CRISTOFORETTI DAI CONTORNI SFUMATI

“Muoviti” è il titolo dell’album del cantautore Michele Cristoforetti che esce con otto tracce e due bonus track nonché un brano interpretato con Maurizio Solieri, uno dei migliori chitarristi italiani, per molti anni collaboratore “di riguardo” di Vasco Rossi. Un album dunque con giuste ambizioni ed altrettante attese che però, alla fine dell’ascolto, lascia un senso di incompiuto, di irrisolto, di non meglio identificato.

Si parte con “Antologia di viaggio”, un brano che alle primissime battute ci riporta al miglior Ligabue, sviluppandosi poi lungo un percorso che non suggerisce nulla di nuovo ed anzi, molto concede al deja vu. “L’album delle pose” è musicalmente un pezzo interessante, anche se rischia a più riprese di sovrastare la voce. “Muoviti”, che dà il titolo al cd, è una bella ballata con un cadenzato ben scandito che si diluisce un poco nel ritornello, ma mette i conti alla pari con un buon testo. “Sigaro cubano” è il brano eseguito con Solieri, brillante e ritmato, gradevolmente frizzante, senza sussulti ma complessivamente eseguito con maestria. ”Il mio tempo” scivola via senza destare entusiasmi (forse è il brano meno riuscito dell’album) prima di approdare a “Gente metropolitana”, cover tratta da un brano di Pierangelo Bertoli che si avvale dell’ottima idea del live in studio; il risultato appare subito più immediato e coinvolgente, più vero.

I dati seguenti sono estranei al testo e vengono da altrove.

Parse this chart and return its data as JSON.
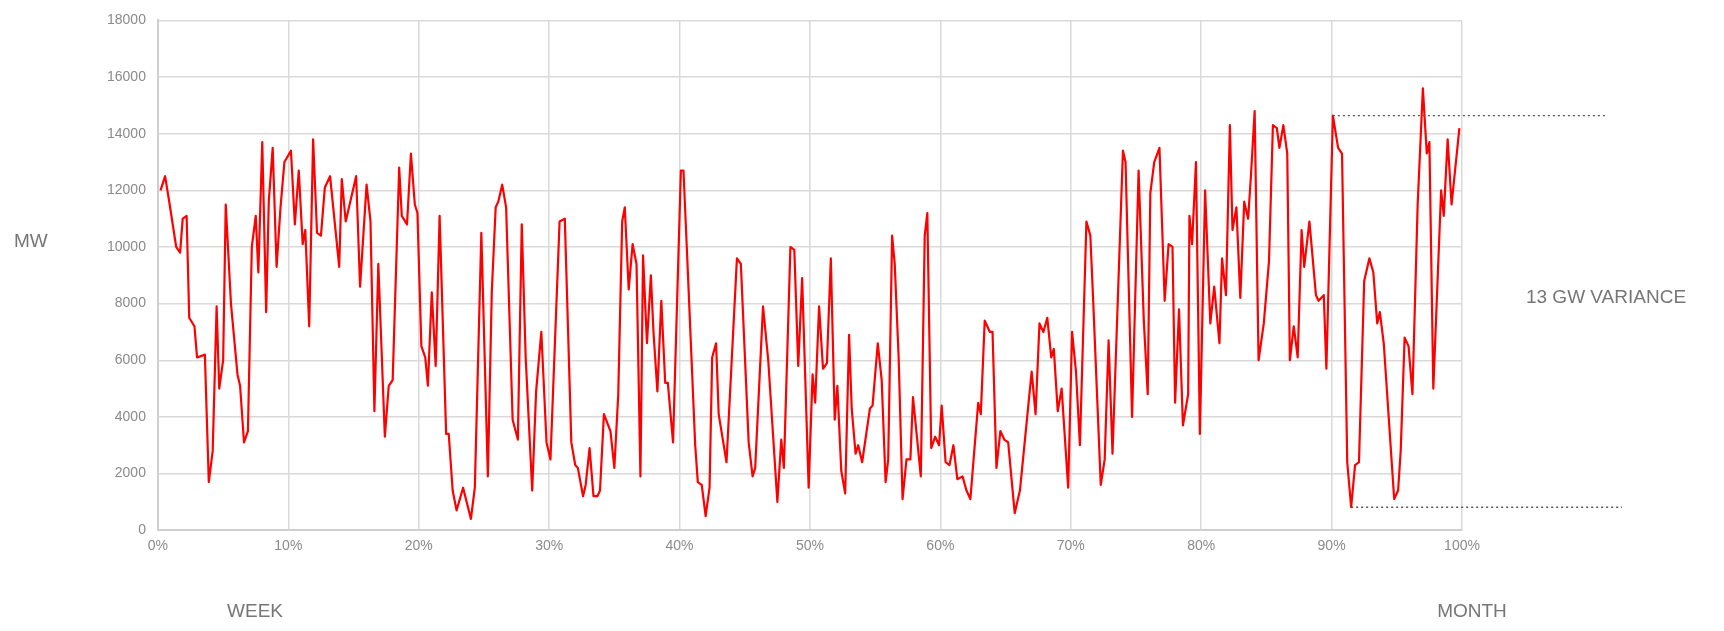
{
  "chart_data": {
    "type": "line",
    "ylabel": "MW",
    "annotations": [
      "WEEK",
      "MONTH",
      "13 GW VARIANCE"
    ],
    "xlim": [
      0,
      100
    ],
    "xticks": [
      {
        "value": 0,
        "label": "0%"
      },
      {
        "value": 10,
        "label": "10%"
      },
      {
        "value": 20,
        "label": "20%"
      },
      {
        "value": 30,
        "label": "30%"
      },
      {
        "value": 40,
        "label": "40%"
      },
      {
        "value": 50,
        "label": "50%"
      },
      {
        "value": 60,
        "label": "60%"
      },
      {
        "value": 70,
        "label": "70%"
      },
      {
        "value": 80,
        "label": "80%"
      },
      {
        "value": 90,
        "label": "90%"
      },
      {
        "value": 100,
        "label": "100%"
      }
    ],
    "ylim": [
      0,
      18000
    ],
    "yticks": [
      0,
      2000,
      4000,
      6000,
      8000,
      10000,
      12000,
      14000,
      16000,
      18000
    ],
    "grid": true,
    "legend": false,
    "marker": "none",
    "line_style": "solid",
    "ref_lines": [
      {
        "axis": "y",
        "value": 14640,
        "color": "#555555",
        "line_style": "dotted"
      },
      {
        "axis": "y",
        "value": 810,
        "color": "#555555",
        "line_style": "dotted"
      }
    ],
    "series": [
      {
        "color": "#ff0000",
        "x": [
          0.2,
          0.55,
          0.9,
          1.4,
          1.7,
          1.9,
          2.2,
          2.4,
          2.8,
          3.0,
          3.6,
          3.9,
          4.2,
          4.5,
          4.7,
          5.0,
          5.2,
          5.6,
          6.1,
          6.3,
          6.6,
          6.9,
          7.2,
          7.5,
          7.7,
          8.0,
          8.3,
          8.5,
          8.8,
          9.1,
          9.4,
          9.7,
          10.2,
          10.5,
          10.8,
          11.1,
          11.3,
          11.6,
          11.9,
          12.2,
          12.5,
          12.8,
          13.2,
          13.9,
          14.1,
          14.4,
          15.2,
          15.5,
          16.0,
          16.3,
          16.6,
          16.9,
          17.4,
          17.7,
          18.0,
          18.5,
          18.7,
          19.1,
          19.4,
          19.7,
          19.9,
          20.2,
          20.5,
          20.7,
          21.0,
          21.3,
          21.6,
          22.1,
          22.3,
          22.6,
          22.9,
          23.4,
          24.0,
          24.3,
          24.8,
          25.3,
          25.6,
          25.9,
          26.1,
          26.4,
          26.7,
          27.2,
          27.6,
          27.9,
          28.2,
          28.7,
          29.0,
          29.4,
          29.8,
          30.1,
          30.8,
          31.2,
          31.7,
          32.0,
          32.2,
          32.6,
          32.8,
          33.1,
          33.4,
          33.7,
          33.9,
          34.2,
          34.7,
          35.0,
          35.3,
          35.6,
          35.8,
          36.1,
          36.4,
          36.7,
          37.0,
          37.2,
          37.5,
          37.8,
          38.0,
          38.3,
          38.6,
          38.9,
          39.1,
          39.5,
          40.1,
          40.3,
          40.6,
          41.2,
          41.4,
          41.7,
          42.0,
          42.3,
          42.5,
          42.8,
          43.0,
          43.6,
          44.4,
          44.7,
          45.3,
          45.6,
          45.8,
          46.4,
          46.8,
          47.5,
          47.8,
          48.0,
          48.5,
          48.8,
          49.1,
          49.4,
          49.9,
          50.2,
          50.4,
          50.7,
          51.0,
          51.3,
          51.6,
          51.9,
          52.1,
          52.4,
          52.7,
          53.0,
          53.2,
          53.5,
          53.7,
          54.0,
          54.6,
          54.8,
          55.2,
          55.5,
          55.8,
          56.0,
          56.3,
          56.5,
          56.8,
          57.1,
          57.4,
          57.7,
          57.9,
          58.5,
          58.8,
          59.0,
          59.3,
          59.6,
          59.9,
          60.1,
          60.4,
          60.7,
          61.0,
          61.3,
          61.7,
          62.0,
          62.3,
          62.9,
          63.1,
          63.4,
          63.8,
          64.0,
          64.3,
          64.6,
          64.9,
          65.2,
          65.7,
          66.1,
          67.0,
          67.3,
          67.6,
          67.9,
          68.2,
          68.5,
          68.7,
          69.0,
          69.3,
          69.8,
          70.1,
          70.4,
          70.7,
          71.2,
          71.5,
          71.7,
          72.3,
          72.6,
          72.9,
          73.2,
          74.0,
          74.2,
          74.7,
          75.2,
          75.6,
          75.9,
          76.1,
          76.4,
          76.8,
          77.2,
          77.5,
          77.8,
          78.0,
          78.3,
          78.6,
          79.0,
          79.1,
          79.3,
          79.6,
          79.9,
          80.3,
          80.7,
          81.0,
          81.4,
          81.6,
          81.9,
          82.2,
          82.4,
          82.7,
          83.0,
          83.3,
          83.6,
          83.8,
          84.1,
          84.4,
          84.8,
          85.2,
          85.5,
          85.8,
          86.0,
          86.3,
          86.6,
          86.8,
          87.1,
          87.4,
          87.7,
          87.9,
          88.3,
          88.8,
          89.0,
          89.4,
          89.6,
          90.1,
          90.5,
          90.8,
          91.2,
          91.5,
          91.8,
          92.1,
          92.5,
          92.9,
          93.2,
          93.5,
          93.7,
          94.0,
          94.8,
          95.1,
          95.3,
          95.6,
          95.9,
          96.2,
          96.6,
          97.0,
          97.3,
          97.5,
          97.8,
          98.4,
          98.6,
          98.9,
          99.2,
          99.8
        ],
        "values": [
          12000,
          12500,
          11500,
          10000,
          9800,
          11000,
          11100,
          7500,
          7200,
          6100,
          6200,
          1700,
          2800,
          7900,
          5000,
          6000,
          11500,
          8000,
          5500,
          5100,
          3100,
          3500,
          10000,
          11100,
          9100,
          13700,
          7700,
          11600,
          13500,
          9300,
          11400,
          13000,
          13400,
          10800,
          12700,
          10100,
          10600,
          7200,
          13800,
          10500,
          10400,
          12100,
          12500,
          9300,
          12400,
          10900,
          12500,
          8600,
          12200,
          10900,
          4200,
          9400,
          3300,
          5100,
          5300,
          12800,
          11100,
          10800,
          13300,
          11500,
          11200,
          6500,
          6100,
          5100,
          8400,
          5800,
          11100,
          3400,
          3400,
          1400,
          700,
          1500,
          400,
          1500,
          10500,
          1900,
          8400,
          11400,
          11600,
          12200,
          11400,
          3900,
          3200,
          10800,
          6100,
          1400,
          4900,
          7000,
          3100,
          2500,
          10900,
          11000,
          3100,
          2300,
          2200,
          1200,
          1600,
          2900,
          1200,
          1200,
          1400,
          4100,
          3500,
          2200,
          4800,
          10900,
          11400,
          8500,
          10100,
          9400,
          1900,
          9700,
          6600,
          9000,
          7000,
          4900,
          8100,
          5200,
          5200,
          3100,
          12700,
          12700,
          9500,
          3000,
          1700,
          1600,
          500,
          1500,
          6100,
          6600,
          4100,
          2400,
          9600,
          9400,
          3100,
          1900,
          2200,
          7900,
          6000,
          1000,
          3200,
          2200,
          10000,
          9900,
          5800,
          8900,
          1500,
          5500,
          4500,
          7900,
          5700,
          5900,
          9600,
          3900,
          5100,
          2100,
          1300,
          6900,
          4300,
          2700,
          3000,
          2400,
          4300,
          4400,
          6600,
          5300,
          1700,
          2500,
          10400,
          9400,
          6100,
          1100,
          2500,
          2500,
          4700,
          1900,
          10400,
          11200,
          2900,
          3300,
          3000,
          4400,
          2400,
          2300,
          3000,
          1800,
          1900,
          1400,
          1100,
          4500,
          4100,
          7400,
          7000,
          7000,
          2200,
          3500,
          3200,
          3100,
          600,
          1400,
          5600,
          4100,
          7300,
          7000,
          7500,
          6100,
          6400,
          4200,
          5000,
          1500,
          7000,
          5600,
          3000,
          10900,
          10400,
          8300,
          1600,
          2500,
          6700,
          2700,
          13400,
          13000,
          4000,
          12700,
          7400,
          4800,
          11900,
          13000,
          13500,
          8100,
          10100,
          10000,
          4500,
          7800,
          3700,
          4800,
          11100,
          10100,
          13000,
          3400,
          12000,
          7300,
          8600,
          6600,
          9600,
          8300,
          14300,
          10600,
          11400,
          8200,
          11600,
          11000,
          12400,
          14800,
          6000,
          7300,
          9500,
          14300,
          14200,
          13500,
          14300,
          13300,
          6000,
          7200,
          6100,
          10600,
          9300,
          10900,
          8300,
          8100,
          8300,
          5700,
          14640,
          13500,
          13300,
          2400,
          810,
          2300,
          2400,
          8800,
          9600,
          9100,
          7300,
          7700,
          6600,
          1100,
          1400,
          2800,
          6800,
          6500,
          4800,
          11500,
          15600,
          13300,
          13700,
          5000,
          12000,
          11100,
          13800,
          11500,
          14200
        ]
      }
    ]
  }
}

Scorre via anche “Capita che” prima di “Bella paura”, l’ottava traccia, forse anche la migliore dell’intera raccolta in cui la voce di Cristoforetti trova la sua giusta collocazione (belli un paio di toni bassi molto intensi) mentre l’arrangiamento è decisamente più convincente e meno scontato. Le due bonus traks altro non sono se non la versione “demo” di “Sigaro cubano” ed una versione, queste si molto riuscita, di “La storia”, uno dei brani più intensi e vissuti di Francesco De Gregori. Non vi è nulla in questo album di particolarmente negativo, perchè il mestiere di chi vi ha lavorato c’è e traspare. Ma quel senso di irrisolto di cui si diceva in apertura, riguarda proprio la scarsa personalità complessiva di un lavoro che pone il cantautore su più piani, quasi a voler valutare da quale possano ascaturire i risultati migliori. Un’incertezza che rende l’identità dell’artista poco nitida.